Are there tests done on the “milk” I fed my last baby 5 years ago my opinion may be outdated, but was told very healthy diet no medication ect coffee/tea how are these parents feeding there baby pumped full of hormones and no one is battling an eyelid at what’s going on.
I had a friend desperately wanted to feed her baby and was told no because she took medication this seems vastly unfair.
I know people above have mentioned alcohol above but I’m presuming a feeding mother would not be drinking 24/7 and it’s a small occasional amount needing filtering not constantly and we are working on the presumption that something in the male breast is actually filtering this secretion as the mothers breast would but how can you actually know?

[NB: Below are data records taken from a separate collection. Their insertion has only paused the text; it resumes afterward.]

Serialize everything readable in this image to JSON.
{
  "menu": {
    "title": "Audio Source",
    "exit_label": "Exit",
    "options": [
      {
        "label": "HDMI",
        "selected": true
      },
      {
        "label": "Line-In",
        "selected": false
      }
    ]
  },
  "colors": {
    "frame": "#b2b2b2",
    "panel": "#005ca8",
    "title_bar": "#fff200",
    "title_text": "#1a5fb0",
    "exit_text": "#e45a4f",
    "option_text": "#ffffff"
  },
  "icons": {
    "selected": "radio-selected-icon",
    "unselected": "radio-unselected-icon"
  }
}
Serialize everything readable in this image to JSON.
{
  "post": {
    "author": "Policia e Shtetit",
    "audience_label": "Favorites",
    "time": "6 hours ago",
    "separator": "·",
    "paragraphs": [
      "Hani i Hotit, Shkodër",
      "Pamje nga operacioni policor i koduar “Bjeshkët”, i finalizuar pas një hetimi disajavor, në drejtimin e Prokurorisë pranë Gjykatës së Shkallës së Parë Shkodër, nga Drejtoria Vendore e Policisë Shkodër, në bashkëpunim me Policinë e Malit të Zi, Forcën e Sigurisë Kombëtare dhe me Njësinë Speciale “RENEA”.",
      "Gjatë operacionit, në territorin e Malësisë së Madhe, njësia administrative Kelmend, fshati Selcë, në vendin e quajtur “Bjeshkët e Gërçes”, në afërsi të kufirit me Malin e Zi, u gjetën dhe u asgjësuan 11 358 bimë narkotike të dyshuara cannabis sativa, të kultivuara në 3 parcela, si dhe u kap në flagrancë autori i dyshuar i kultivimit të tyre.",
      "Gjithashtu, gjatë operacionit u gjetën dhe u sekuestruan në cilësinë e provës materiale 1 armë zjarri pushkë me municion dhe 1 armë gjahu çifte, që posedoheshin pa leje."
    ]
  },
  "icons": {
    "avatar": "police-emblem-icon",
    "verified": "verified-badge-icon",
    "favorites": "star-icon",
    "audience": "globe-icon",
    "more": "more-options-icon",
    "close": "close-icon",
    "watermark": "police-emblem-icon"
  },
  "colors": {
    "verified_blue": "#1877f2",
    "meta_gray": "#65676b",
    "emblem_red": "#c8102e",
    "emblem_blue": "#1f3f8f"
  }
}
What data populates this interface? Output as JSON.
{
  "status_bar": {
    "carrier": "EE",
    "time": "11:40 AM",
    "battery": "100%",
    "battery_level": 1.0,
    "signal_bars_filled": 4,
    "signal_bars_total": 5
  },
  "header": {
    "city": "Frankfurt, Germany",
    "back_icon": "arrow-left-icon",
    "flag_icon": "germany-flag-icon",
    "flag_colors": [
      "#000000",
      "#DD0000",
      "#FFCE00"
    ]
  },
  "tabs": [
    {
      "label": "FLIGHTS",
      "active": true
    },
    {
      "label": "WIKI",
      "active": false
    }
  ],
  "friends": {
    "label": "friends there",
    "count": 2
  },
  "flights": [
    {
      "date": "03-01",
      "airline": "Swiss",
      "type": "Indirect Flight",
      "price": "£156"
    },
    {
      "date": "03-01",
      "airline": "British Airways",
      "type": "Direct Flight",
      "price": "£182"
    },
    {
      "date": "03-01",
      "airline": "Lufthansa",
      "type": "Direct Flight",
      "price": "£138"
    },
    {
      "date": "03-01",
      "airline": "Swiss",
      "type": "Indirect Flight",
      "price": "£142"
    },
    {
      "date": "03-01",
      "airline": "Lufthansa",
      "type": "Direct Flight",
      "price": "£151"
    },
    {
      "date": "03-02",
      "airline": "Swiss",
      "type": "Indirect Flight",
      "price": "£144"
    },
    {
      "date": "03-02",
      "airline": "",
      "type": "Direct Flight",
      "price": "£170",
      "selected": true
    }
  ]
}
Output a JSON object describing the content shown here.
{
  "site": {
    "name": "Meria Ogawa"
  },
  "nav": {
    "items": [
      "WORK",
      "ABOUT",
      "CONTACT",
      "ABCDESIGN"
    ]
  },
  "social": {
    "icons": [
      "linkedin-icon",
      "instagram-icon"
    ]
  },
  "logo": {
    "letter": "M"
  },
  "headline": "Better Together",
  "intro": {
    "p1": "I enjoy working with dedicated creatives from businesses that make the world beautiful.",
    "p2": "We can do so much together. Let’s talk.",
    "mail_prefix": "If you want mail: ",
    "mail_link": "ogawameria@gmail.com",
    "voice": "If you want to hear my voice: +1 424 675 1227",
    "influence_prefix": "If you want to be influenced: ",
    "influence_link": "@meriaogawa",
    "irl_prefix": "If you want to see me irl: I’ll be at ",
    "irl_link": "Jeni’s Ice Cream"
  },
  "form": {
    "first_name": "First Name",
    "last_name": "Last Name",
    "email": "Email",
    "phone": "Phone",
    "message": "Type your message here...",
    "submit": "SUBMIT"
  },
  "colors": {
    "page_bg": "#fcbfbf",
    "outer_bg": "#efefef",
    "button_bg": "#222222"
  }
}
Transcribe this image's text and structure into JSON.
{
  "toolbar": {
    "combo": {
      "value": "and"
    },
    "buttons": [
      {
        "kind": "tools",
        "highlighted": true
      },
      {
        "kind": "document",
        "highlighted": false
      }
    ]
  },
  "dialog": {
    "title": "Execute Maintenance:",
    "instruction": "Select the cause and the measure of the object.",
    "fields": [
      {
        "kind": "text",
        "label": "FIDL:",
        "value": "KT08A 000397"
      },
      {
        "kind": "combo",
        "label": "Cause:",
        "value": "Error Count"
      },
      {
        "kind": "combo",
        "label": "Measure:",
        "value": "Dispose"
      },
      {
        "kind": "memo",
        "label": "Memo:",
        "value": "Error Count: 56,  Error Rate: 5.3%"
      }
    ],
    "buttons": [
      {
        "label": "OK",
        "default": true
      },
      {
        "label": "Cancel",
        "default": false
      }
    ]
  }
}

I agree with others and feel this is fetish levels and the child is being used to satisfy them and it’s not in the best interest of the child.
I’m not Trans phobic feel these people should be able to wear what they like and cut of there own body parts if need be but there not just effecting there own body in this case it’s a child’s nutrition and developmental needs. What says what this parent wants to do with its body should be able to effect an innocent at the start of there life this could effect anything from nutrition to mental health in the long term why should this be allowed when there is no actual benefit to the baby. I don’t think fed is best in this case and a bottle of formula would have less nasties in.